The project was initiated in 2008 and is based on the genomes of more than 2600 people from 26 populations around the world. Results from sequencing the DNA of 1700 of those people will be released on cloud now. The remaining 900 samples will be sequenced this year. 
 
The NIH's initiative is part of a larger movement to manage the deluge of "big data" in science,  which has become a scientific discipline in itself. Such data sets have become so massive that few researchers have the computing power to use them.
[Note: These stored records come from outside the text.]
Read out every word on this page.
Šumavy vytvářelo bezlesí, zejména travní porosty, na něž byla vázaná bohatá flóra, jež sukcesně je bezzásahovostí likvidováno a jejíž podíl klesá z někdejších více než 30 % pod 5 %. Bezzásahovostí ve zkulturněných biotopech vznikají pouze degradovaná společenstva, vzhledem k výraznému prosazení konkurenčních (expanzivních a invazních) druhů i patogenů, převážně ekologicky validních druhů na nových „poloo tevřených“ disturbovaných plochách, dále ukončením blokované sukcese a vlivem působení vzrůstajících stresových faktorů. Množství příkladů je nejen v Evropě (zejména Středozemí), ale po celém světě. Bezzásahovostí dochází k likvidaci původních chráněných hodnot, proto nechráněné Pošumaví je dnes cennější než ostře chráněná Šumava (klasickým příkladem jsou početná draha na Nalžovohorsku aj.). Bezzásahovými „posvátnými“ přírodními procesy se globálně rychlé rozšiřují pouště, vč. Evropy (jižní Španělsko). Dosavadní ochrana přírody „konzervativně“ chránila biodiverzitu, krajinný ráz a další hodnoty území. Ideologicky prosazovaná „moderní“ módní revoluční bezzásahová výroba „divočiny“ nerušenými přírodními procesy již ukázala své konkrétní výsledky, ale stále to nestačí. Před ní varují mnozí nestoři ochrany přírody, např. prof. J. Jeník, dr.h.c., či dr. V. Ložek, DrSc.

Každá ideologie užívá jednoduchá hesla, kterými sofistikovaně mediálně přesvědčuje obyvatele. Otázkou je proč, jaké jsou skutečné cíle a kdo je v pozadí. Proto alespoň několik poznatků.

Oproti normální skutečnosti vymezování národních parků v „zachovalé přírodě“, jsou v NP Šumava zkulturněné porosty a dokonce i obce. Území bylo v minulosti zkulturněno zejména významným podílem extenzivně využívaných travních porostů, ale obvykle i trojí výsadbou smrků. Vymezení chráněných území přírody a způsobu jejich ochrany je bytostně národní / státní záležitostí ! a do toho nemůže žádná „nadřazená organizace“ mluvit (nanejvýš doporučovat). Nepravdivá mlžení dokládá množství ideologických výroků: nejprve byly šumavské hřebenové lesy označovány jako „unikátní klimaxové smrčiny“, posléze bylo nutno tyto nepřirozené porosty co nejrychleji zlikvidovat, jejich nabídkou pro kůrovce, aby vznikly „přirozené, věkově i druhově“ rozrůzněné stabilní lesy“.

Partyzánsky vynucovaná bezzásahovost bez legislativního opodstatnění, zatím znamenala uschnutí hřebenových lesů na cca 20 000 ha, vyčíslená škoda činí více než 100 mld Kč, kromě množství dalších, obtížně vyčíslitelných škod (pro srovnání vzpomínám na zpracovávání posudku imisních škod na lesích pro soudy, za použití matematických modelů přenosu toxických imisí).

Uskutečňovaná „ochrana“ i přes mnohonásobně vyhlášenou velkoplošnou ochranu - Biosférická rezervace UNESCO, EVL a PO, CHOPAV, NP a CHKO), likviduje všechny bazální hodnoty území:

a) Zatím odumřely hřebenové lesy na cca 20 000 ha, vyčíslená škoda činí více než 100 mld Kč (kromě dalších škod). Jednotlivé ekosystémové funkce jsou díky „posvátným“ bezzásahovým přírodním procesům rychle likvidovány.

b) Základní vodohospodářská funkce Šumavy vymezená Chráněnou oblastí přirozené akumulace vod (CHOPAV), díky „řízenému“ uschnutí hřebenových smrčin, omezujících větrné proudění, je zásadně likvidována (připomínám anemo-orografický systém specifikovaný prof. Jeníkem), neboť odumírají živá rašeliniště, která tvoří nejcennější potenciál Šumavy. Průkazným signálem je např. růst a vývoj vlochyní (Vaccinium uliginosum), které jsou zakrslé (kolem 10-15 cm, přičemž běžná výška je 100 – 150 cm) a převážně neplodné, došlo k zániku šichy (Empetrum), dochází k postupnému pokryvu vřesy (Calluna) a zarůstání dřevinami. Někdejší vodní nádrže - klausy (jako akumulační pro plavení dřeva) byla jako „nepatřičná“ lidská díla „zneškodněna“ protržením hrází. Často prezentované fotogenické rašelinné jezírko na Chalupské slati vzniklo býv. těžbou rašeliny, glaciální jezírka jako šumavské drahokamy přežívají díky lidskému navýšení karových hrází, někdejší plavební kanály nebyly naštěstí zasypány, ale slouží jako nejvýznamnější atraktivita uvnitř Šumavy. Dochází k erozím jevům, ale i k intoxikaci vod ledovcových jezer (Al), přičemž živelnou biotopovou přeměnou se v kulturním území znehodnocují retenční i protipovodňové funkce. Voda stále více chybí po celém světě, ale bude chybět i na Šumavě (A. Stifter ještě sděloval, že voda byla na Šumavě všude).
The NIH has calculated that the 1000 Genomes Project is the equivalent of 16 million file cabinets filled with text, or more than 30 000 standard DVDs.
 
Making it available on cloud is a good deal for scientists and their institutions, who won't have to take on the costs of acquiring more bandwidth, data storage and analytical computing capacity just to access the data. "This means researchers and labs of all sizes and budgets have access to the complete 1,000 Genomes Project data and can immediately start analyzing and crunching the data without the investment it would normally require in hardware, facilities and personnel," says Deepak Singh, a principal product manager at Amazon Web Services. "Researchers can focus on advancing science, not obtaining the resources required for their research."
 
It may also end up being a good deal for Amazon Web Services (A.W.S.). Manipulating this much information requires a lot of computing power, and A.W.S. will be charging for additional resources that can be used to further process or analyze the data, reports the  New York Times. 
 
The White House, for its part, sees the 1000 Genomes Project on cloud as one example of the kind of solutions it is proposing through its  Big Data Research and Development Initiative [pdf]. The Office of Science and Technology Policy announced today that more than $200 million will be doled out to six federal agencies in an effort to make the most of the mountains of data being created for scientific discovery, environmental and biomedical research, education, and national security.